Have you ever day-dreamed about the complete dismantling of the entire Interstate Highway System? Ever wistfully contemplated pulverizing all roadways into millions and millions of car-free miles for walking, cycling, pogo-sticking, etc. through a far quieter, cleaner, and safer United States?

Well, it’s not just a dream anymore, at least (possibly) for  .000000000000000000000001% (approximately) of our national roadway system. There’s a public meeting being held next Wednesday, the 12th, to discuss plans to, wait for it: Remove the I-25 northbound off-ramp at Dr. Martin Luther King, Jr. Boulevard.

MLK Off Ramp Closure Public Meeting

No, the presentation portion of the public meeting will probably not “lede” with a Cohen-esque “First we take this off-ramp!” cry of roadway revolution, but we are talking about an extremely rare case of proposing (possibly) that less pavement blanket our world. It’s an idea that should make for an interesting public meeting at Longfellow ES next Wednesday.

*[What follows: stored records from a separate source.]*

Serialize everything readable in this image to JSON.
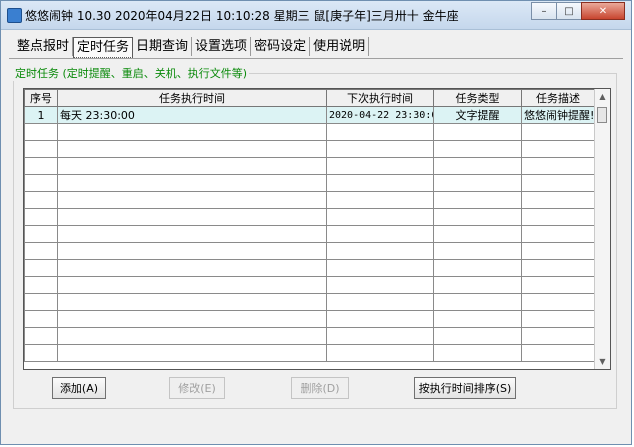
{
  "window": {
    "title": "悠悠闹钟 10.30 2020年04月22日 10:10:28 星期三 鼠[庚子年]三月卅十 金牛座",
    "minimize": "–",
    "maximize": "□",
    "close": "✕"
  },
  "tabs": [
    "整点报时",
    "定时任务",
    "日期查询",
    "设置选项",
    "密码设定",
    "使用说明"
  ],
  "group_title": "定时任务 (定时提醒、重启、关机、执行文件等)",
  "table": {
    "columns": [
      "序号",
      "任务执行时间",
      "下次执行时间",
      "任务类型",
      "任务描述"
    ],
    "rows": [
      [
        "1",
        "每天 23:30:00",
        "2020-04-22 23:30:00",
        "文字提醒",
        "悠悠闹钟提醒!"
      ]
    ]
  },
  "scrollbar": {
    "up": "▲",
    "down": "▼"
  },
  "buttons": {
    "add": "添加(A)",
    "edit": "修改(E)",
    "delete": "删除(D)",
    "sort": "按执行时间排序(S)"
  }
}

We use “possibly” above, as aspects of the proposal beyond the “removal” include changes that might actually lead to more pavement. It’s unclear to your humble blogposter at this point, which is reason enough to attend the meeting next Wednesday. My guess is that there will be other compelling reasons, including some potentially quite verklempt folks mad about possibly losing “their” off-ramp. According to traffic counts found at MRCOG, the average weekday count in 2016 was 6,342 on this off-ramp. That’s far higher than the Lomas off-ramp slightly north (about 2,500) and the off-ramp at Coal (roughly 3,600).

There’s also the potential impact on that “Cadillac of Bike Lanes,” MLK Boulevard. Will this project help diminish the current dangers present for cyclists and walkers (not to mention pogo-stickers) at the fly in the Cadillac ointment that is the intersection of MLK and Oak? Might it be possible to incorporate signal changes at MLK/Oak into this project, changes that would address the highly dangerous “free left” signalization currently in place from eastbound MLK to northbound Oak?

I don’t know. Let’s go to the meeting and find out.